Slaughterhouse V, published in 1969, is a deconstruction of fate and war set in the Vietnam War in which author Kurt Vonnegut parallels his own struggles and PTSD from war through the protagonist. As an anti-war testament that sang the hardships of the damage that America’s Dresden bombing did to innocent human lives, it is not difficult to see why the government banned this book during the 70s, a time where protests against the Vietnam War were at their peak and support for the war was steadily decreasing. 

Elizabeth Hartley, an English teacher at ETHS, has Slaughterhouse V  in her curriculum as a way to teach students the dangers of war and to humanize all the lives lost at the hands of our government. 

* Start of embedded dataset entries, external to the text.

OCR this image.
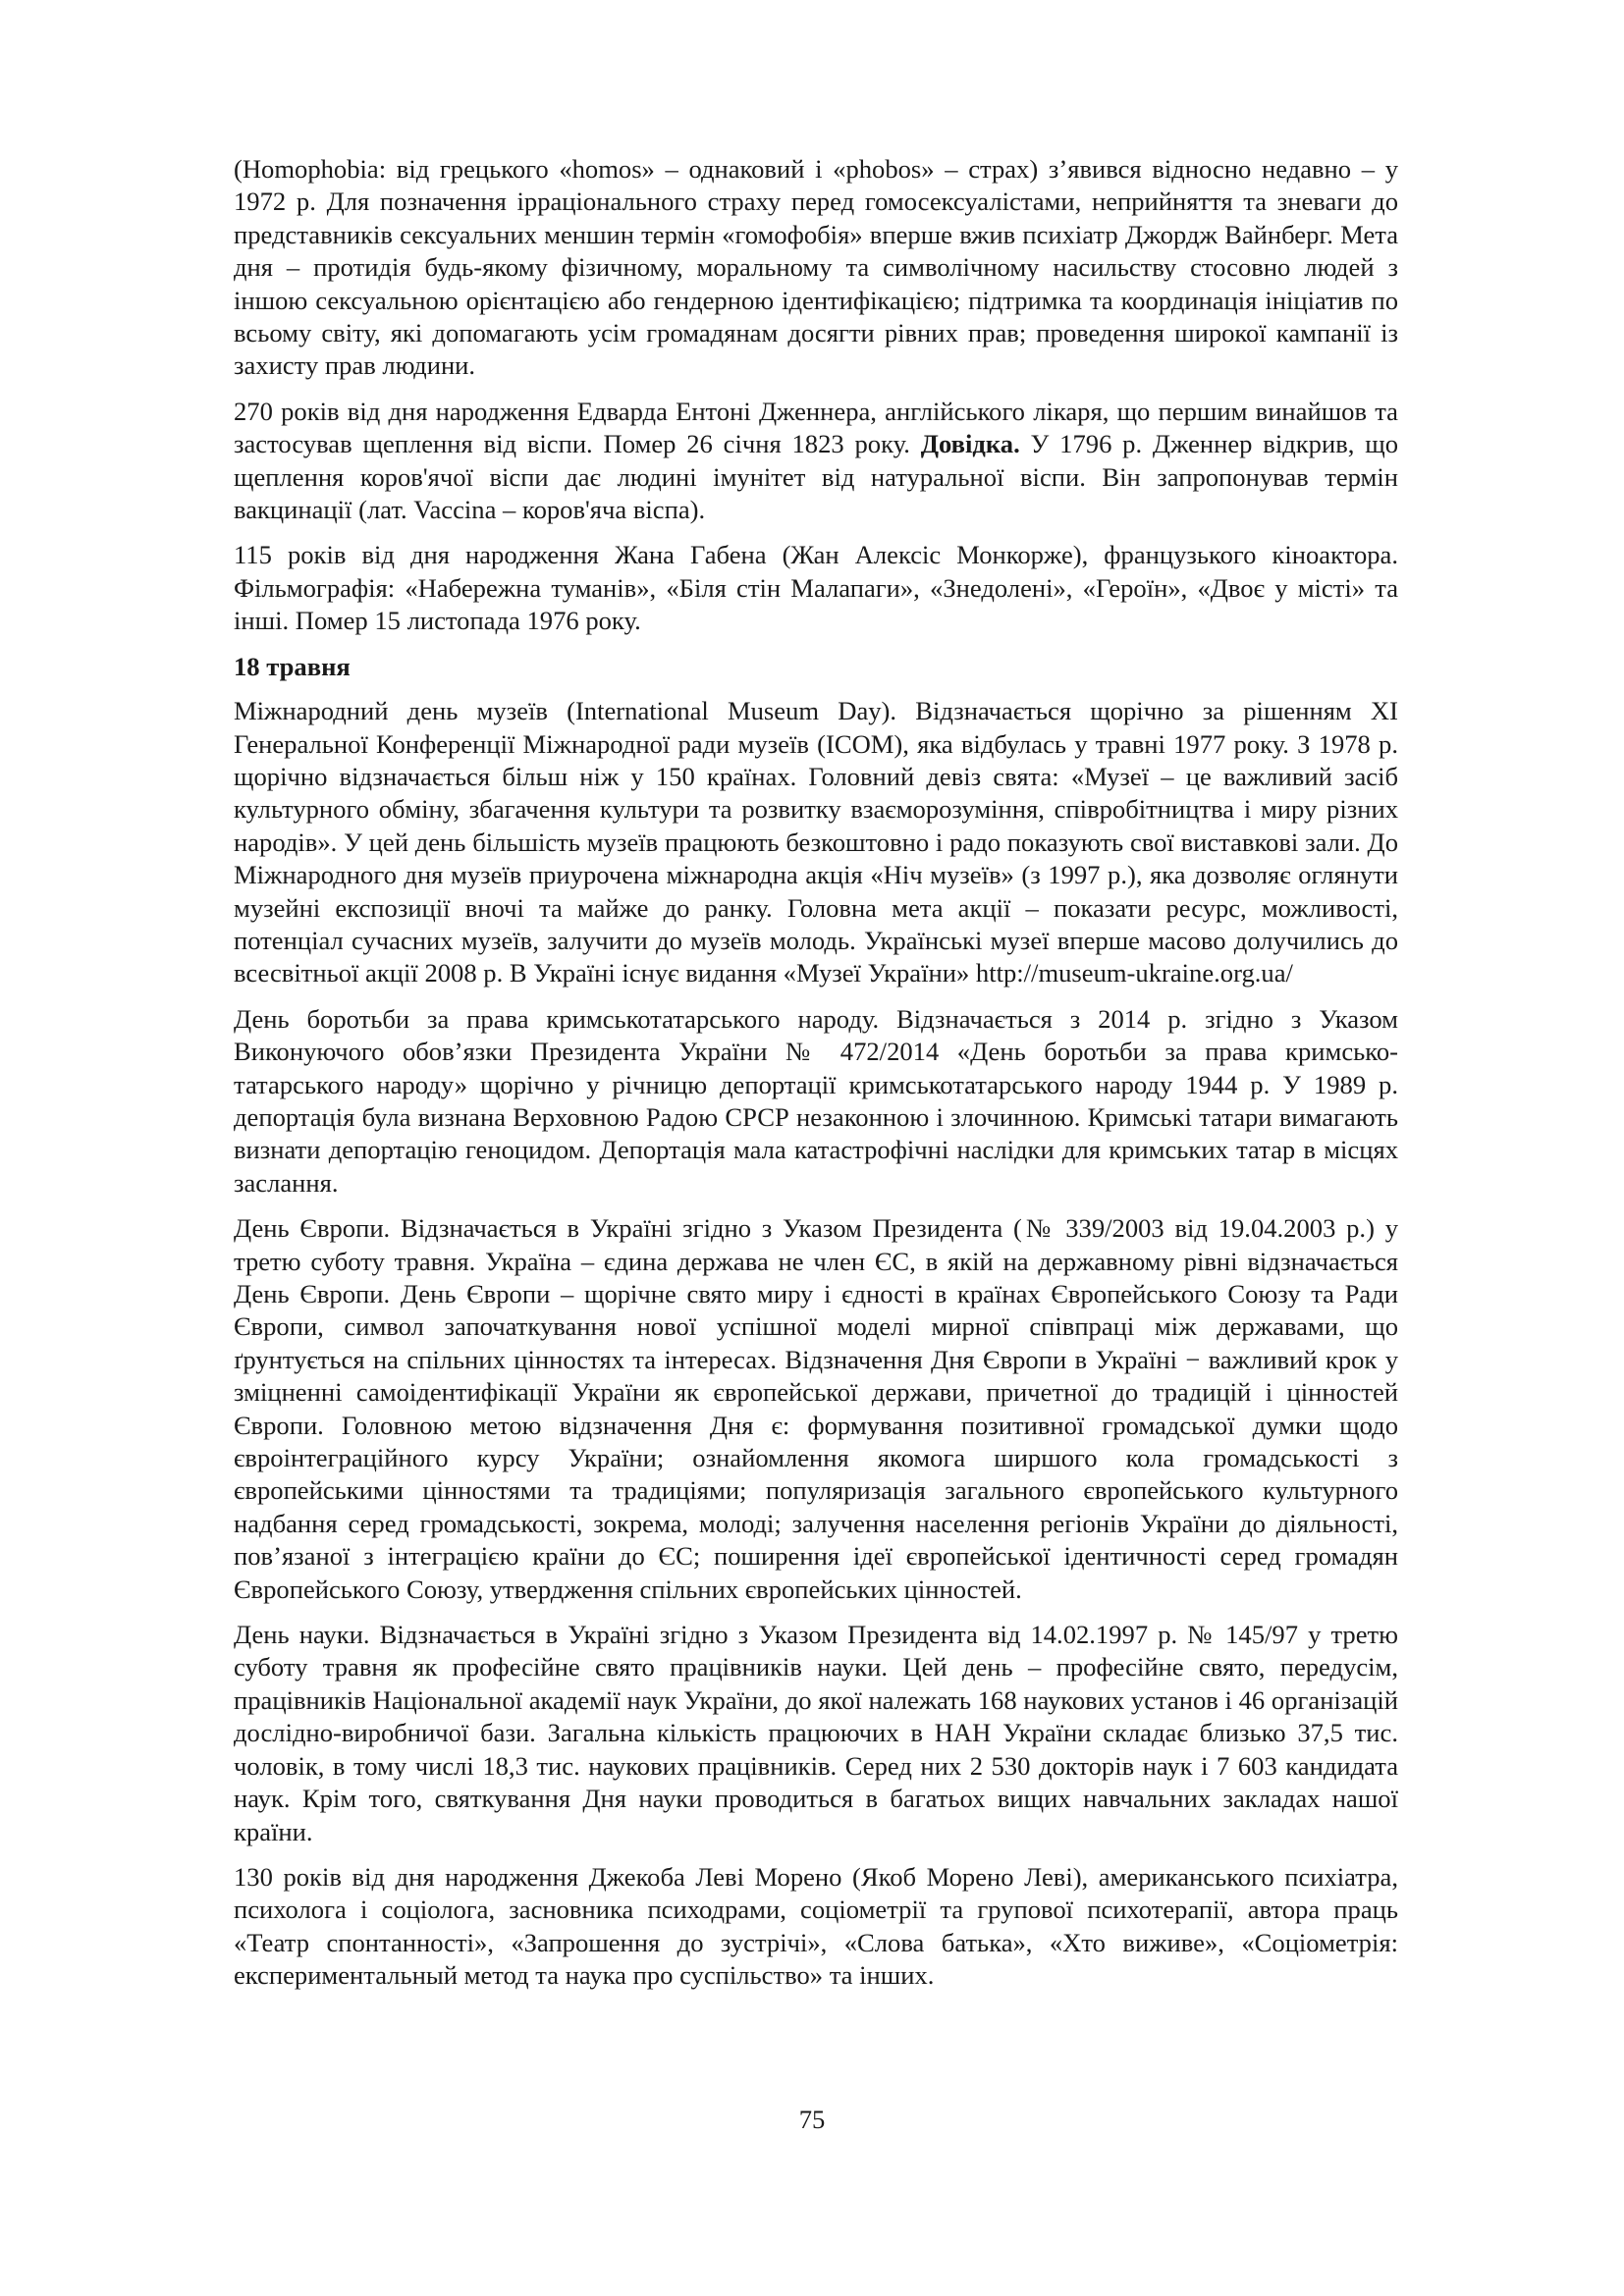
(Homophobia: від грецького «homos» – однаковий і «phobos» – страх) з’явився відносно недавно – у 1972 р. Для позначення ірраціонального страху перед гомосексуалістами, неприйняття та зневаги до представників сексуальних меншин термін «гомофобія» вперше вжив психіатр Джордж Вайнберг. Мета дня – протидія будь-якому фізичному, моральному та символічному насильству стосовно людей з іншою сексуальною орієнтацією або гендерною ідентифікацією; підтримка та координація ініціатив по всьому світу, які допомагають усім громадянам досягти рівних прав; проведення широкої кампанії із захисту прав людини.

270 років від дня народження Едварда Ентоні Дженнера, англійського лікаря, що першим винайшов та застосував щеплення від віспи. Помер 26 січня 1823 року. Довідка. У 1796 р. Дженнер відкрив, що щеплення коров'ячої віспи дає людині імунітет від натуральної віспи. Він запропонував термін вакцинації (лат. Vaccina – коров'яча віспа).

115 років від дня народження Жана Габена (Жан Алексіс Монкорже), французького кіноактора. Фільмографія: «Набережна туманів», «Біля стін Малапаги», «Знедолені», «Героїн», «Двоє у місті» та інші. Помер 15 листопада 1976 року.

18 травня

Міжнародний день музеїв (International Museum Day). Відзначається щорічно за рішенням XI Генеральної Конференції Міжнародної ради музеїв (ICOM), яка відбулась у травні 1977 року. З 1978 р. щорічно відзначається більш ніж у 150 країнах. Головний девіз свята: «Музеї – це важливий засіб культурного обміну, збагачення культури та розвитку взаєморозуміння, співробітництва і миру різних народів». У цей день більшість музеїв працюють безкоштовно і радо показують свої виставкові зали. До Міжнародного дня музеїв приурочена міжнародна акція «Ніч музеїв» (з 1997 р.), яка дозволяє оглянути музейні експозиції вночі та майже до ранку. Головна мета акції – показати ресурс, можливості, потенціал сучасних музеїв, залучити до музеїв молодь. Українські музеї вперше масово долучились до всесвітньої акції 2008 р. В Україні існує видання «Музеї України» http://museum-ukraine.org.ua/

День боротьби за права кримськотатарського народу. Відзначається з 2014 р. згідно з Указом Виконуючого обов’язки Президента України № 472/2014 «День боротьби за права кримсько-татарського народу» щорічно у річницю депортації кримськотатарського народу 1944 р. У 1989 р. депортація була визнана Верховною Радою СРСР незаконною і злочинною. Кримські татари вимагають визнати депортацію геноцидом. Депортація мала катастрофічні наслідки для кримських татар в місцях заслання.

День Європи. Відзначається в Україні згідно з Указом Президента (№ 339/2003 від 19.04.2003 р.) у третю суботу травня. Україна – єдина держава не член ЄС, в якій на державному рівні відзначається День Європи. День Європи – щорічне свято миру і єдності в країнах Європейського Союзу та Ради Європи, символ започаткування нової успішної моделі мирної співпраці між державами, що ґрунтується на спільних цінностях та інтересах. Відзначення Дня Європи в Україні − важливий крок у зміцненні самоідентифікації України як європейської держави, причетної до традицій і цінностей Європи. Головною метою відзначення Дня є: формування позитивної громадської думки щодо євроінтеграційного курсу України; ознайомлення якомога ширшого кола громадськості з європейськими цінностями та традиціями; популяризація загального європейського культурного надбання серед громадськості, зокрема, молоді; залучення населення регіонів України до діяльності, пов’язаної з інтеграцією країни до ЄС; поширення ідеї європейської ідентичності серед громадян Європейського Союзу, утвердження спільних європейських цінностей.

День науки. Відзначається в Україні згідно з Указом Президента від 14.02.1997 р. № 145/97 у третю суботу травня як професійне свято працівників науки. Цей день – професійне свято, передусім, працівників Національної академії наук України, до якої належать 168 наукових установ і 46 організацій дослідно-виробничої бази. Загальна кількість працюючих в НАН України складає близько 37,5 тис. чоловік, в тому числі 18,3 тис. наукових працівників. Серед них 2 530 докторів наук і 7 603 кандидата наук. Крім того, святкування Дня науки проводиться в багатьох вищих навчальних закладах нашої країни.

130 років від дня народження Джекоба Леві Морено (Якоб Морено Леві), американського психіатра, психолога і соціолога, засновника психодрами, соціометрії та групової психотерапії, автора праць «Театр спонтанності», «Запрошення до зустрічі», «Слова батька», «Хто виживе», «Соціометрія: експериментальный метод та наука про суспільство» та інших.

75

“I think during the Vietnam War, everybody was really, really hoping for a happy ending and there wasn’t one,” Ms. Hartley explains.  “The way we got out of the war was not because we ran out of bullets or we beat the bad guys or anything like that. We got out of that war because of people [in high school]. It was the protesting stateside that made it commercially unlivable in society.” 

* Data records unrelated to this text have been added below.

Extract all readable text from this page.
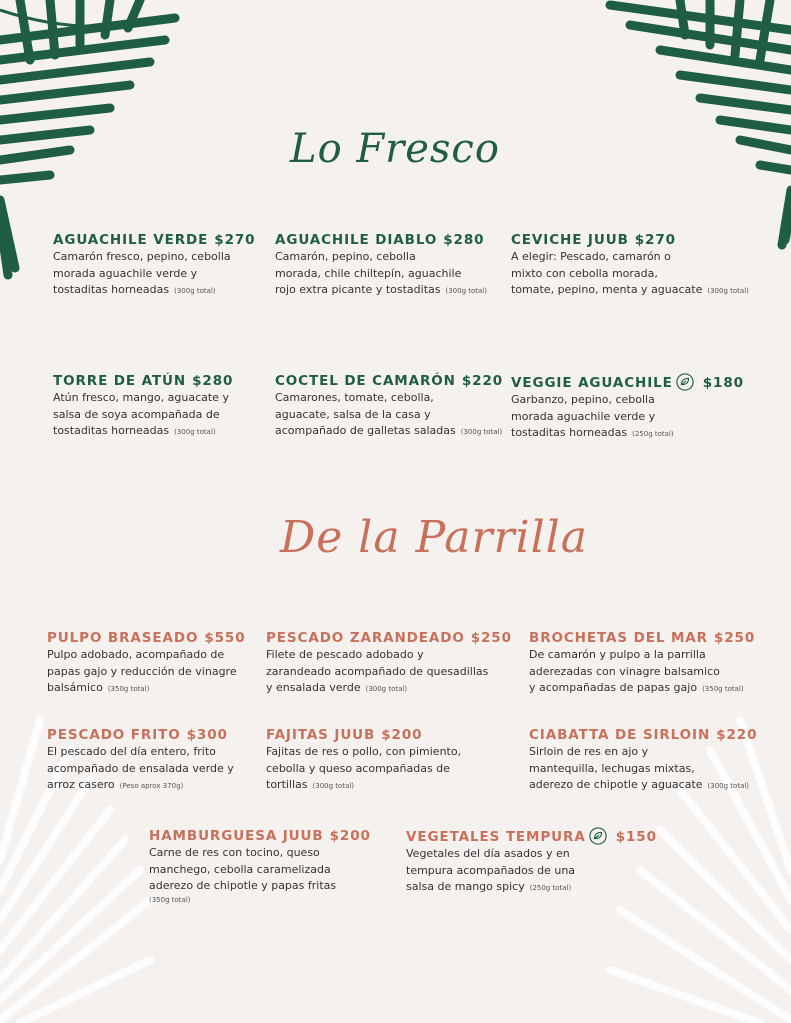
Lo Fresco
De la Parrilla
AGUACHILE VERDE $270
Camarón fresco, pepino, cebolla
morada aguachile verde y
tostaditas horneadas (300g total)
AGUACHILE DIABLO $280
Camarón, pepino, cebolla
morada, chile chiltepín, aguachile
rojo extra picante y tostaditas (300g total)
CEVICHE JUUB $270
A elegir: Pescado, camarón o
mixto con cebolla morada,
tomate, pepino, menta y aguacate (300g total)
TORRE DE ATÚN $280
Atún fresco, mango, aguacate y
salsa de soya acompañada de
tostaditas horneadas (300g total)
COCTEL DE CAMARÓN $220
Camarones, tomate, cebolla,
aguacate, salsa de la casa y
acompañado de galletas saladas (300g total)
VEGGIE AGUACHILE $180
Garbanzo, pepino, cebolla
morada aguachile verde y
tostaditas horneadas (250g total)
PULPO BRASEADO $550
Pulpo adobado, acompañado de
papas gajo y reducción de vinagre
balsámico (350g total)
PESCADO ZARANDEADO $250
Filete de pescado adobado y
zarandeado acompañado de quesadillas
y ensalada verde (300g total)
BROCHETAS DEL MAR $250
De camarón y pulpo a la parrilla
aderezadas con vinagre balsamico
y acompañadas de papas gajo (350g total)
PESCADO FRITO $300
El pescado del día entero, frito
acompañado de ensalada verde y
arroz casero (Peso aprox 370g)
FAJITAS JUUB $200
Fajitas de res o pollo, con pimiento,
cebolla y queso acompañadas de
tortillas (300g total)
CIABATTA DE SIRLOIN $220
Sirloin de res en ajo y
mantequilla, lechugas mixtas,
aderezo de chipotle y aguacate (300g total)
HAMBURGUESA JUUB $200
Carne de res con tocino, queso
manchego, cebolla caramelizada
aderezo de chipotle y papas fritas
(350g total)
VEGETALES TEMPURA $150
Vegetales del día asados y en
tempura acompañados de una
salsa de mango spicy (250g total)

Those officials that were banning books did not want to see revolts take effect and stop their plans in part because, as Ms. Hartley states, “it’s bad for the economy to be at peace”.

The production and shipment of fabric, weaponry, bullets, food and other war essentials boost businesses, therefore supporting our economy. But at what cost? Our voices are more powerful than we know, and without them, our world would have already turned into one void of emotion, artistic expression, and humanity.

This debate also seeps into academic fields outside of the humanities. 

Recently, Florida legistlators banned multiple math textbooks from the curriculum due to content regarding “banned topics” such as critical race theory and racial profiling. 

“I’m just thinking to myself, like, two plus two equals four, right? It’s not two plus two equals, well, how do you feel about that? Is that an injustice?” says Desantis regarding his reasoning for supporting the banishment. 

Desantis’ sentiment echoes that of the numerous efforts made by elected officials to prevent social and political dialogue within classrooms—even in mathematics, where these topics are rarely mentioned. Among the 41% of math textbooks rejected from Florida’s curriculum, a familiar textbook came to light: , The Practice of Statistics, an AP Statistics textbook we use here at ETHS. 

“I think perhaps the Governor of Florida is trying to suppress students from using the skills they learned in, say, an AP Statistics class to understand some of the societal issues happening in this country,” says ETHS statistics teacher Jacob Mills. “If we give students the tools to analyze those problems from a statistical lens and understand the scope and severity of the issue, then it becomes a problem for some people in this country.” 

Governor Desantis is not troubled about the supposed learned “critical race theory” present throughout the text, but what students can take from that information and start applying it to real-world situations. In short, Desantis wants to keep his citizens ignorant, hold onto the power he holds in conversations regarding race in the education system, and to live in a world where ignoring the problem will keep his hands clean of any potential threats. 

Mills states that “the whole idea of Statistics is to analyze problems that are relevant and local, both to engage students and answer the question, ‘how can I apply this new knowledge to solve problems in this world?’ How can we as a society consciously prepare our students to interpret the world around us if we are not given the tools to do so?”

Banning books silences voices who dare to question notions and social constructs, which young audiences in particular should be encouraged to do because it enhances their critical thinking and individual expression. Literature, and art in general, should be available and sought after by everyone. Prohibiting books is prohibiting the future generations of students from being able to learn.